The Giants have needed every bit of their success to maintain their lead in the West over the Dodgers, who have kept pace with them. Stop right there, Bochy insisted. Checking the standings, he said, is "the last thing I do in June."
Nevertheless, it says something about the Giants' quality that their 47-27 record matches the team's third-best mark since the franchise moved west in 1958. The '93 club was 50-24 on its way to a 103-59 finish, and the '71 squad, which featured Willie Mays, Willie McCovey, Juan Marichal and Gaylord Perry playing together for their final season, was 48-26.
"I think everyone here in this clubhouse knows that we have a lot of talent," second baseman Joe Panik said after the Giants sealed their 6-1 record on this trip and their 11th victory in 12 games. "Right now, we're playing up to our standards."
That's defined by superlative efforts such as Panik's. Thursday, he delivered a bases-clearing triple that fueled San Francisco's four-run third inning. That complemented Panik's go-ahead RBIs that he produced in the sixth inning or later in three preceding games on the trip.

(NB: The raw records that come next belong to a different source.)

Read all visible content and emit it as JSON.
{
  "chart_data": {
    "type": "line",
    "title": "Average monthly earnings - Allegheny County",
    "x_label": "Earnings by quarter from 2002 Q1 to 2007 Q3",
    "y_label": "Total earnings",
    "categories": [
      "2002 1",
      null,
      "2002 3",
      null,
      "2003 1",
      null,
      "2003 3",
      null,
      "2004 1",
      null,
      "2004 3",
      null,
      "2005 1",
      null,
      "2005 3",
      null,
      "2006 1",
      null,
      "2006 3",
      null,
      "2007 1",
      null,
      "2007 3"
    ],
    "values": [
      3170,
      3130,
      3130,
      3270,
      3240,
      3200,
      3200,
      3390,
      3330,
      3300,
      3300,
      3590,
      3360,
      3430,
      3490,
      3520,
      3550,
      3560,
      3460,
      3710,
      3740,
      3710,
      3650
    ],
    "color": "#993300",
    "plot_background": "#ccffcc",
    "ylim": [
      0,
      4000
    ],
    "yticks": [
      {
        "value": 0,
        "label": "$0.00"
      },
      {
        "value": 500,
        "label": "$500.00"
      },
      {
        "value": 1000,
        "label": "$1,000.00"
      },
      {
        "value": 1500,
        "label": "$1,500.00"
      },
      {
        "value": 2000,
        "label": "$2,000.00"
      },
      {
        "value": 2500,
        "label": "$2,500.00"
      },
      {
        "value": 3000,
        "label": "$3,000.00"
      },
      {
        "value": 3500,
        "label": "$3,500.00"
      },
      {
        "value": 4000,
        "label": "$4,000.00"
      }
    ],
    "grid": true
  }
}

"When you get only one hit in a game, you have to make it count," he said.
Collaborative performances also sustained the Giants, most notably Tuesday's 15-run, 22-hit outburst in Pittsburgh and the 10 scoreless innings piled up by the bullpen in this series' final two games.

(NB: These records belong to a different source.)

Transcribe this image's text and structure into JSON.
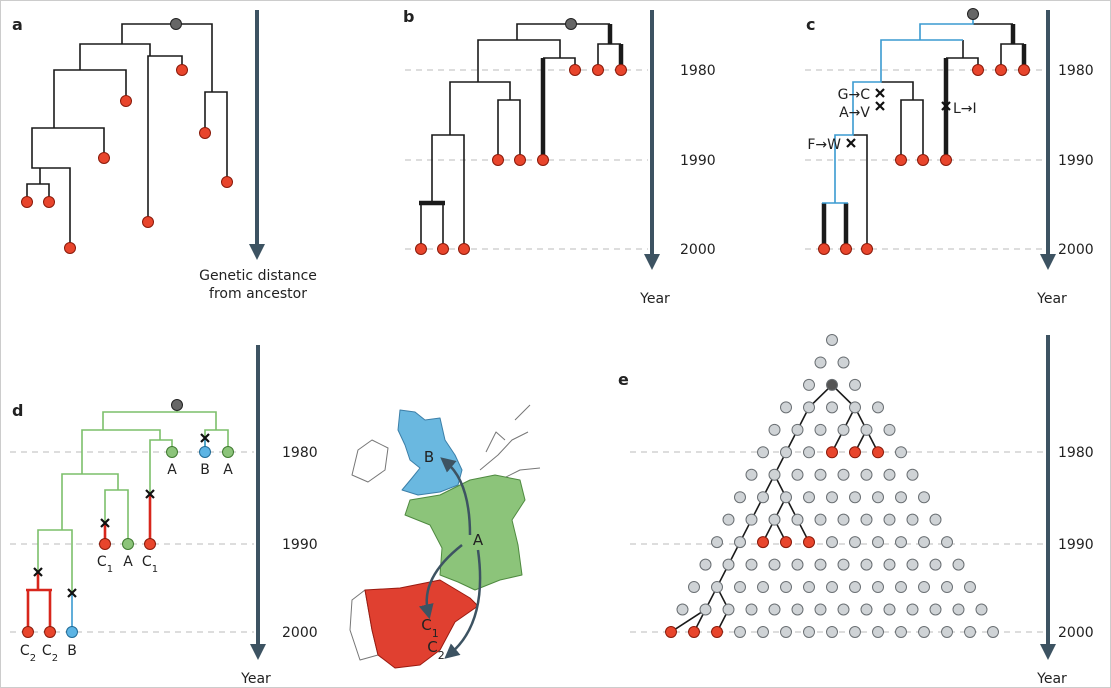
{
  "panels": {
    "a": {
      "label": "a",
      "axis_label": [
        "Genetic distance",
        "from ancestor"
      ]
    },
    "b": {
      "label": "b",
      "years": [
        "1980",
        "1990",
        "2000"
      ],
      "axis_label": "Year"
    },
    "c": {
      "label": "c",
      "years": [
        "1980",
        "1990",
        "2000"
      ],
      "axis_label": "Year",
      "mutations": [
        "G→C",
        "A→V",
        "L→I",
        "F→W"
      ]
    },
    "d": {
      "label": "d",
      "years": [
        "1980",
        "1990",
        "2000"
      ],
      "axis_label": "Year",
      "tips": [
        {
          "text": "A"
        },
        {
          "text": "B"
        },
        {
          "text": "A"
        },
        {
          "text": "C",
          "sub": "1"
        },
        {
          "text": "A"
        },
        {
          "text": "C",
          "sub": "1"
        },
        {
          "text": "C",
          "sub": "2"
        },
        {
          "text": "C",
          "sub": "2"
        },
        {
          "text": "B"
        }
      ],
      "map": [
        {
          "text": "B"
        },
        {
          "text": "A"
        },
        {
          "text": "C",
          "sub": "1"
        },
        {
          "text": "C",
          "sub": "2"
        }
      ]
    },
    "e": {
      "label": "e",
      "years": [
        "1980",
        "1990",
        "2000"
      ],
      "axis_label": "Year"
    }
  }
}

Skeptics may observe that the Giants are feasting on a succession of losing clubs. They won't face a winning team until they visit Boston on July 19-20. Still, they're dominating their underlings exactly as they should, having built a 32-14 mark against them.
That easily could have been 31-15. After the Giants' big third, Pittsburgh scored twice in its half of the inning and nearly knocked out Suarez.
"The momentum kind of shifted back to them," Panik said. But the Giants regained their equilibrium, as Suarez and the bullpen limited the Pirates to two hits in the final six innings.
Suarez, who'll make at least one more start while Matt Cain continues to heal his strained right hamstring, gained command of his offspeed pitches.
"He looked pretty determined to get through that fifth," Bochy said.
Williamson, whose right-handed bat potentially provides balance to a lineup heavy on left-handed hitters, put the Giants further at ease with his titanic homer to left-center field leading off the sixth inning. In his fourth stint of the season with the Giants, Williamson also could benefit from moments such as this. Simply being installed into the third spot in the batting order buoyed his spirits.
"I appreciate them continuing to believe in me," Williamson said. "That was pretty special, hitting between Buster [Posey] and Panik. I think that speaks to the confidence they have in me."